Andrew Petricola, the walking accident, is back and with a vengeance. After yet another injury and a four month lay off he came back and blitzed the field playing off his old handicap. Maybe, as suggested, those who come back after a lay off should have a further 2 stroke deduction to their handicap. In Andrew’s case it wouldn’t have mattered. Welcome back Andrew. We think?

A Blight on the Game

Except this blight is another Andrew. He rocks up for his first game with the Club and hits the jackpot. He took out the money hole, $35 and is possibly thinking "How good is this, I hope the bunnies all line up again next week!"

By the way, now with Petricola, Tome and Blight we have the golfing equivalent of the three tenors. The Three Andrews

Chris, put them in the same group one week. I can’t wait to here the chorus of "thanks" when someone calls "Great Shot Andrew".

Sleeping Champion

There has been some movement on the Championship board over the last couple of weeks. But it hasn’t been at the top. The Tee Marshall has found a way to nobble David. He keeps on putting him in my group. This assures that Mr Primrose plays like shit. Shame Chris Shame

Ball Run

There was some confusion the other week about ball allocation.
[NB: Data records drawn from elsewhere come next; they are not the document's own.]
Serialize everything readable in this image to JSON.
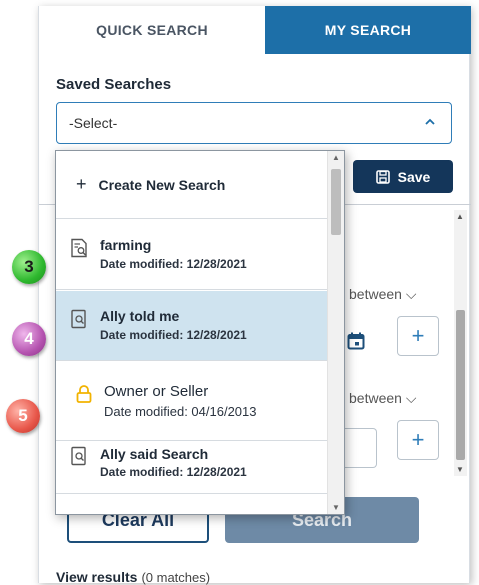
{
  "tabs": {
    "quick": "QUICK SEARCH",
    "my": "MY SEARCH"
  },
  "saved_searches": {
    "label": "Saved Searches",
    "select_value": "-Select-",
    "save_label": "Save"
  },
  "dropdown": {
    "create_label": "Create New Search",
    "items": [
      {
        "name": "farming",
        "date": "Date modified: 12/28/2021",
        "icon": "saved-search-list-icon"
      },
      {
        "name": "Ally told me",
        "date": "Date modified: 12/28/2021",
        "icon": "saved-search-icon"
      },
      {
        "name": "Owner or Seller",
        "date": "Date modified: 04/16/2013",
        "icon": "lock-icon"
      },
      {
        "name": "Ally said Search",
        "date": "Date modified: 12/28/2021",
        "icon": "saved-search-icon"
      }
    ]
  },
  "filters": {
    "between1": "between",
    "between2": "between"
  },
  "actions": {
    "clear": "Clear All",
    "search": "Search"
  },
  "results": {
    "label": "View results",
    "count": "(0 matches)"
  },
  "badges": {
    "b3": "3",
    "b4": "4",
    "b5": "5"
  },
  "colors": {
    "accent": "#1d6fa8",
    "save_bg": "#14365a",
    "selected": "#cfe3ef",
    "lock": "#f2b300"
  }
}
From the Minutes of the May meeting -

"That the Club conduct a weekly ball run to a maximum of 10 balls, to be structured as follows.

Go Bendigo Go

By now Rodger has done the research and costings. I’m sure that the weekend is within all our budgets. It’s a great opportunity to get away with friends and let our hair down. Our partners also enjoy a good time with plenty to see and do. Don’t miss it. It will come back to bite you.

 

Just remember the next time the missus complains about you being at golf every Saturday, do as I do. When the alarm goes off at 6.30am I roll over and tap her on the shoulder and whisper "intercourse or golf course?" standard reply "don’t forget your jumper".